Y mientras la plana mayor de la política local debatía con la almohada el futuro que le sobreviene a sa roqueta, Catalina Cladera, Presidenta del Consell; y Catalina Solivellas, directora general de cultura; disfrutaban con énfasis protocolario del concierto de uno de los exponentes más reputados del ‘Producte Balear'. Siempre es positivo mezclarse con el pueblo, políticos con los pies en el suelo es lo que demanda esta sociedad. A Solivellas y Cladera se les sumaron otras personalidades del hemiciclo y la cultura local.

El karma de una banda que ha pasado demasiado tiempo en el dique seco, consiste en lidiar con las expectativas. En el caso de ‘Un minut estroboscòpica', estamos ante una digna continuación del sonido pulido y complejo de Antònia Font, que nos atrapa en su atmósfera agridulce y escapista, de gran poder evocador. Concebida por un Joan Miquel Oliver al que no se le agotan los argumentos y, consciente de sus virtudes, ancla su discurso en la vulnerabilidad. ¿Para qué cambiar algo que funciona? En cambio, ha crecido en ambición la puesta en escena de la banda, con un montaje de altos vuelos que cautiva al espectador con su recorte caleidoscópico, tridimensional, de ahí las gafas 3D que se entregaban a la entrada al recinto.

Hay algo en sus conciertos que entronca con el ritual, con el concepto de ceremonia. Son mágicos, narcóticos, complejos. Demandan atención, algo complicado en los grandes aforos. Conviene no despistarse demasiado porque siempre dejan motivos para la apología. En esta ocasión llegó de la mano de su tercer corte, ‘Darrera una revista', ya al amparo de la noche. Una melodía hermosa y desconcertante que brilló bajo un titilante mosaico de estrellas.

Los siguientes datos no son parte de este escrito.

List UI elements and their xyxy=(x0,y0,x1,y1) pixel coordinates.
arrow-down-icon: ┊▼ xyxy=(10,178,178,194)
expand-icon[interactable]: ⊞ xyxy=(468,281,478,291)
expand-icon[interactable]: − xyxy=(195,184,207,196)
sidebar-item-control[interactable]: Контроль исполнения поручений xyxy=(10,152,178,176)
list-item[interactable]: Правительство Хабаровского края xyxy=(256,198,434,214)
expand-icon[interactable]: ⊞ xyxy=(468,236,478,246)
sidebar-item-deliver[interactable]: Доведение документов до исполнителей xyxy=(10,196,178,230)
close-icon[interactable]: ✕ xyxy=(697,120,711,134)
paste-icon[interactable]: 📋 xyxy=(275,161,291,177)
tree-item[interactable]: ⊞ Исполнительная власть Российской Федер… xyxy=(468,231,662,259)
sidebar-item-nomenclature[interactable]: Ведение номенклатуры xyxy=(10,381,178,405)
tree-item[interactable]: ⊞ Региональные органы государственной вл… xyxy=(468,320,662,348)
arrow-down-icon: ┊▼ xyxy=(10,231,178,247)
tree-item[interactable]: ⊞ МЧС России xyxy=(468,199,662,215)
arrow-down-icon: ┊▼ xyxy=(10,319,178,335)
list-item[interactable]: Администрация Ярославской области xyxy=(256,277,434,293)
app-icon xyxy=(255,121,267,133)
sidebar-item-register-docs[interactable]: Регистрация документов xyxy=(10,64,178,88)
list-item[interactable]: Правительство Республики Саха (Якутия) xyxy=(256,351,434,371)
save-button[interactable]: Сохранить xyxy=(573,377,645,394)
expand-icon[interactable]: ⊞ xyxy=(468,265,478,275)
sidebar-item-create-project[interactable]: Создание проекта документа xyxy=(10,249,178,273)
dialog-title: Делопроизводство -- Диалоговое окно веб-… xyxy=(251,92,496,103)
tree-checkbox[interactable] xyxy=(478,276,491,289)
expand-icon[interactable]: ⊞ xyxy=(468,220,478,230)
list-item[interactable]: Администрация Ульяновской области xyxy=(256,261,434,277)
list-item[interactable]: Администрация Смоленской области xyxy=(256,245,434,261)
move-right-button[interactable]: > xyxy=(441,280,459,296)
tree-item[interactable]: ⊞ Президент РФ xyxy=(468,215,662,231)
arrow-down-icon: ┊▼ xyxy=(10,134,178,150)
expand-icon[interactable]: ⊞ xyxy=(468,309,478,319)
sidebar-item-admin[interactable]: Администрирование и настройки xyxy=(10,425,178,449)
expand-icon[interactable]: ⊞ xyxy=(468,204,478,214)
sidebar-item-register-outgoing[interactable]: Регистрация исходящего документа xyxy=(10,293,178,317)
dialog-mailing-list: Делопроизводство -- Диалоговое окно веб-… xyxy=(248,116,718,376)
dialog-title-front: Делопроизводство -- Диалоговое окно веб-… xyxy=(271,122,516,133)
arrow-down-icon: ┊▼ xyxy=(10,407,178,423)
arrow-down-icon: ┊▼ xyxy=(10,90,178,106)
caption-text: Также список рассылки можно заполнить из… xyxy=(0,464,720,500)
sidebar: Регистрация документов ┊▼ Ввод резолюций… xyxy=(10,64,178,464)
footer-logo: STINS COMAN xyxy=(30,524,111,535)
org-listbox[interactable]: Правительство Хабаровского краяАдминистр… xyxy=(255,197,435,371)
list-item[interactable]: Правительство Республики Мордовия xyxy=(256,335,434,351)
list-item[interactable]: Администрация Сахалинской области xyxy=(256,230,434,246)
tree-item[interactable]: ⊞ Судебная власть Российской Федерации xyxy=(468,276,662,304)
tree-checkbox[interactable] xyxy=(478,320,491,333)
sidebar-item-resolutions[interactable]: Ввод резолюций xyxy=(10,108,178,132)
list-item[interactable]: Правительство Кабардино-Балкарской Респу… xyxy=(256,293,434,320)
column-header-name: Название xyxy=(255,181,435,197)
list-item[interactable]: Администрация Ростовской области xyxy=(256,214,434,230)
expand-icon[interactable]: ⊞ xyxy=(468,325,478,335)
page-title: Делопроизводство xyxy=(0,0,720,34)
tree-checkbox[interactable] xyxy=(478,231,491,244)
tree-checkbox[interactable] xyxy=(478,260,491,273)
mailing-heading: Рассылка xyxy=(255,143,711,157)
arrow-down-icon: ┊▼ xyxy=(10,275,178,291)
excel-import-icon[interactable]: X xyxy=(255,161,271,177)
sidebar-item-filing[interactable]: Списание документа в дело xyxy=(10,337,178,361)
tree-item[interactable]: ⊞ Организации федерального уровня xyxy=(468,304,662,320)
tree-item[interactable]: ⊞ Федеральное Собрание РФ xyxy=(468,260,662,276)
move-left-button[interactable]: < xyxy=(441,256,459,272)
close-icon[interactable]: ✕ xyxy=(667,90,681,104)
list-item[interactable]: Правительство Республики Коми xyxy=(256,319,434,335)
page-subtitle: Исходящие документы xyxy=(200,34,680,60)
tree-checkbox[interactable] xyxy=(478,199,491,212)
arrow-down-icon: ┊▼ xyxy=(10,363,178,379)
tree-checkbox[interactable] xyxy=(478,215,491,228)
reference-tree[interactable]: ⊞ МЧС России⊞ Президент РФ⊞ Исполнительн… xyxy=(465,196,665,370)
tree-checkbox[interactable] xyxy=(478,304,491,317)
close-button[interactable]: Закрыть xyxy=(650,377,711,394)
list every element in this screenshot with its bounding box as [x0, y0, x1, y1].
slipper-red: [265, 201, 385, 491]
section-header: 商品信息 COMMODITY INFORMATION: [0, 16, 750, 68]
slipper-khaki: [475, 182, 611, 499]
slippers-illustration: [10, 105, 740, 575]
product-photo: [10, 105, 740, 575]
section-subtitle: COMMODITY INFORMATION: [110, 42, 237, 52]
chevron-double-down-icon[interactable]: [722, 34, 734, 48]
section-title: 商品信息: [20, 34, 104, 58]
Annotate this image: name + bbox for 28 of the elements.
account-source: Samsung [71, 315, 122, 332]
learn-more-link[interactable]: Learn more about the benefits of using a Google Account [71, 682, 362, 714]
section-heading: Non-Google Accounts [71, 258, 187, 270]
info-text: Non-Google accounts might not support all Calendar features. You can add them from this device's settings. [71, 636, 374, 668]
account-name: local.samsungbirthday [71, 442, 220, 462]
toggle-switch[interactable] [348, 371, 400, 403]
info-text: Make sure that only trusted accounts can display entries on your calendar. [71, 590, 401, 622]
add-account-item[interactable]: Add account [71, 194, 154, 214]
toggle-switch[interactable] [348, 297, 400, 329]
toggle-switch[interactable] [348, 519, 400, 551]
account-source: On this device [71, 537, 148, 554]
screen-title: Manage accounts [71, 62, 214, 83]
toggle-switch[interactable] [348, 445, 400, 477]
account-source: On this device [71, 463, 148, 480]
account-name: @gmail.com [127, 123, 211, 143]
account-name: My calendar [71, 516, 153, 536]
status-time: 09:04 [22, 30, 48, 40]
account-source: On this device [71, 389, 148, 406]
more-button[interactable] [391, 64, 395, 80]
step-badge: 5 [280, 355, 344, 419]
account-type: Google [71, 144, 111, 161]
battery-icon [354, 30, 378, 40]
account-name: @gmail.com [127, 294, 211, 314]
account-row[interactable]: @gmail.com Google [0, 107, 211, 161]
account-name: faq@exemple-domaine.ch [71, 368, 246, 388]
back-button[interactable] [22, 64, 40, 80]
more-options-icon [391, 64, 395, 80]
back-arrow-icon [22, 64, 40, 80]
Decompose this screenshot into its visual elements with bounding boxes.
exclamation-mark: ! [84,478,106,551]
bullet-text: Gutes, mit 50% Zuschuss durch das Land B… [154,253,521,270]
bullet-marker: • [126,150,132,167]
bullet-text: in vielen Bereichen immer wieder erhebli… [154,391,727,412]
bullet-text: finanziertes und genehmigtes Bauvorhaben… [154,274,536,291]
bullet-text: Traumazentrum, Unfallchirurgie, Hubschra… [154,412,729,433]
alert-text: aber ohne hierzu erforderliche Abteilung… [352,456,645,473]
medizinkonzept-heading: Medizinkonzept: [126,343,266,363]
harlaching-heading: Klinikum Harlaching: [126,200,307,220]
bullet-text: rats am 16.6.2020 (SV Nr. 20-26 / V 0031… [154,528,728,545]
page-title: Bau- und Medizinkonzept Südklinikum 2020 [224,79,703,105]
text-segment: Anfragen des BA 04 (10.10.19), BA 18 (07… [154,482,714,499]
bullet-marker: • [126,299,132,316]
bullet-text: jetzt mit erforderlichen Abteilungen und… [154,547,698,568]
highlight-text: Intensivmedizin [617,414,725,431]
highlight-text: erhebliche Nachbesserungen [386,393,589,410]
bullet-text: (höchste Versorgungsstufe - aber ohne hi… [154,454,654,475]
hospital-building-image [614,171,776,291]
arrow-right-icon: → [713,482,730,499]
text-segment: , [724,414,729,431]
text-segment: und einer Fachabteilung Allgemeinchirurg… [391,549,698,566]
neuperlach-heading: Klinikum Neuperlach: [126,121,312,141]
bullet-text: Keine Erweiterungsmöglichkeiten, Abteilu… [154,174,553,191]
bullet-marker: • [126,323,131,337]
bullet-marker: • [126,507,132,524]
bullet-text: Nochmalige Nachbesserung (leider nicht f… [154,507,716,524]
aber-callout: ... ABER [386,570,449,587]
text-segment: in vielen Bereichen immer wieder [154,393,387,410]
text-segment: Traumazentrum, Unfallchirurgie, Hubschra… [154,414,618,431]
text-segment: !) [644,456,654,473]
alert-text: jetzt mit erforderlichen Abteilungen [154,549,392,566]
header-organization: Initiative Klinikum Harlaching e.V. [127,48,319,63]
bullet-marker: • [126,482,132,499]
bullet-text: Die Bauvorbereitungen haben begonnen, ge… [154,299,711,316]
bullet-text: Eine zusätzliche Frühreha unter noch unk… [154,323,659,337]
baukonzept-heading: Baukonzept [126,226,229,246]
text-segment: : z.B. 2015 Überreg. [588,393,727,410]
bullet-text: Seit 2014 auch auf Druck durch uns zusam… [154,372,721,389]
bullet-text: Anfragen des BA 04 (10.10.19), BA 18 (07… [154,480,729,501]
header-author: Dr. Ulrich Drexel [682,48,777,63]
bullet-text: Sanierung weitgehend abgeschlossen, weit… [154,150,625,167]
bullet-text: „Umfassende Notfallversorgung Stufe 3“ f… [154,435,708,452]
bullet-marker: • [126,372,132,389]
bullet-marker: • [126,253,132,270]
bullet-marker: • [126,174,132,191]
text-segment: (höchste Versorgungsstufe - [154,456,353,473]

En Antònia Font todo acontece con la pausa suficiente para que Pau Debon espacie cualquier sonido brotado de sus labios. El frontman tiene un remoto aspecto de artista, algo afligido y frágil, vestido como para dar una clase de Filosofía. Pero cuando abre la boca fluye un registro que, como la flauta a la cobra, te hipnotiza. Una tras otra, cayeron las luminarias que habitan el delicioso y bizarro ‘universo Oliver', algunas ligeramente desprovistas de su belleza en disco. Fue reconstituyente, y por espacio de unas horas atenuó todo lo demás, que falta hace.